Sgt. Ryan Merriman of the 2nd Battalion, 11th Field Artillery patrols the Taji Power Station on Tuesday. Local residents typically receive between 12 and 16 hours of power from the national grid each day, well above what residents in Baghdad receive. (Leo Shane III / SnS)

TAJI, Iraq — Residents living around this northern Baghdad suburb have begun complaining about the two- to four-hour blackouts that happen here daily. U.S. soldiers consider it a huge success.

That’s because in some areas south, especially in parts of the Iraqi capital, one or two hours of electricity a day from the national power grid is the norm.

While not ideal, the 14-plus hours of electricity residents of Taji receive — and even more in the areas in the more rural north — is a testament to how far the region has progressed, according to Maj. Anthony Barbina, brigade engineer for the 2nd Stryker Brigade Combat Team, 25th Infantry Division.

A year ago, a few short hours of power was the best residents could hope for.

"It all starts with electricity," he said. "You can’t irrigate the fields without power to run pumps. You can’t run factories without power. That’s why this is so important."

Iraqi residents are charged a flat fee for electricity, regardless of how much they use or receive. U.S. troops said they see few efforts among residents to conserve power even with the frequent blackouts, with many refusing to turn off TV sets and air conditioners even as the lights dim.
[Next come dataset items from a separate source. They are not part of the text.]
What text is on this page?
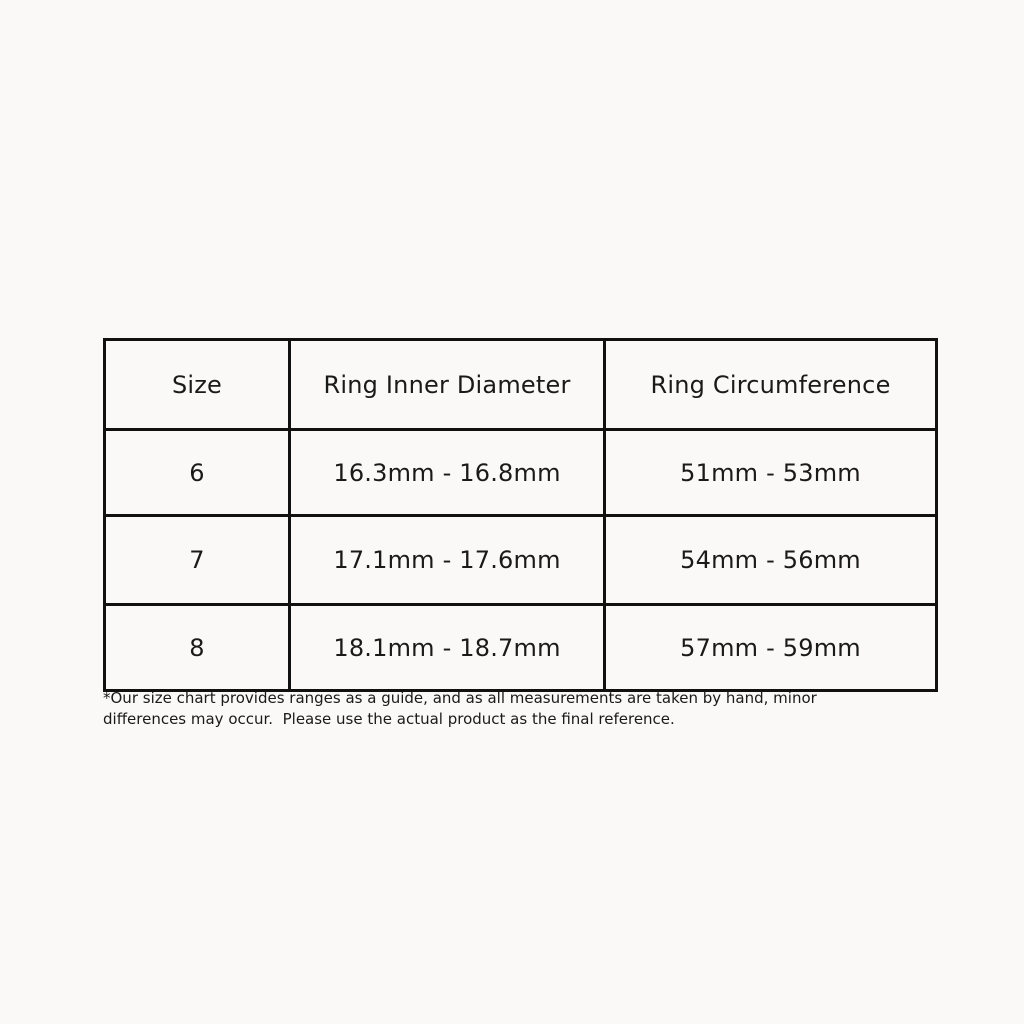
Size	Ring Inner Diameter	Ring Circumference
6	16.3mm - 16.8mm	51mm - 53mm
7	17.1mm - 17.6mm	54mm - 56mm
8	18.1mm - 18.7mm	57mm - 59mm

*Our size chart provides ranges as a guide, and as all measurements are taken by hand, minor
differences may occur.  Please use the actual product as the final reference.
Barbina said the fact that the population around Taji is sparser and rural is a major reason it can receive more electricity than the most densely populated parts of Baghdad. Residents have fewer illegal taps than in the city, and the drain of thousands of air conditioners and appliances here doesn’t compare to the hundreds of thousands in the capital’s homes.

Barbina also credits local residents with doing a good job of protecting their substations and area power plants, helping keep clear lines to their homes and businesses. As the security situation improved over the last year, the existing infrastructure enabled locals to receive more services.

That’s led to more expectations, too.

"They’re kind of spoiled up here," Barbina said, laughing.

Iraqi government officials view the area as a potential solution to the greater region’s power problems and already have a series of substations and new plants planned in Baghdad’s northern edges.

The Qudas Power Plant, just outside Taji, was scheduled to begin operations this month but has been delayed until the end of October. Once operational, it should provide 55 megawatts of power, about half dedicated for the local community and the rest transmitted south to the capital.

"This is a prototype for what we need to do," said Mohammed Mohammadeen, a projects department supervisor for the country’s Ministry of Electricity. "Plans for 12 similar plants throughout the country have already been approved."

The Qudas plant has taken three years to build and cost $35 million, paid by the government of Iraq. It will use three massive generators built from ship engines that run on unprocessed crude oil, a resource that Mohammadeen said the country has in abundance.

Along with the set-up and technical operating issues that come with operating any Western power plant, Mohammadeen said he still has to worry about security for his plant, working with police and military officials to secure the area.

Barbina said U.S. officials are working with government agencies to find ways to provide trained workers to maintain the facility, a resource that’s much more scarce in the region.

"[The plant] could mean so much for so many people," he said. "But long term, if we don’t get the operators to run it, all this will have gone to waste."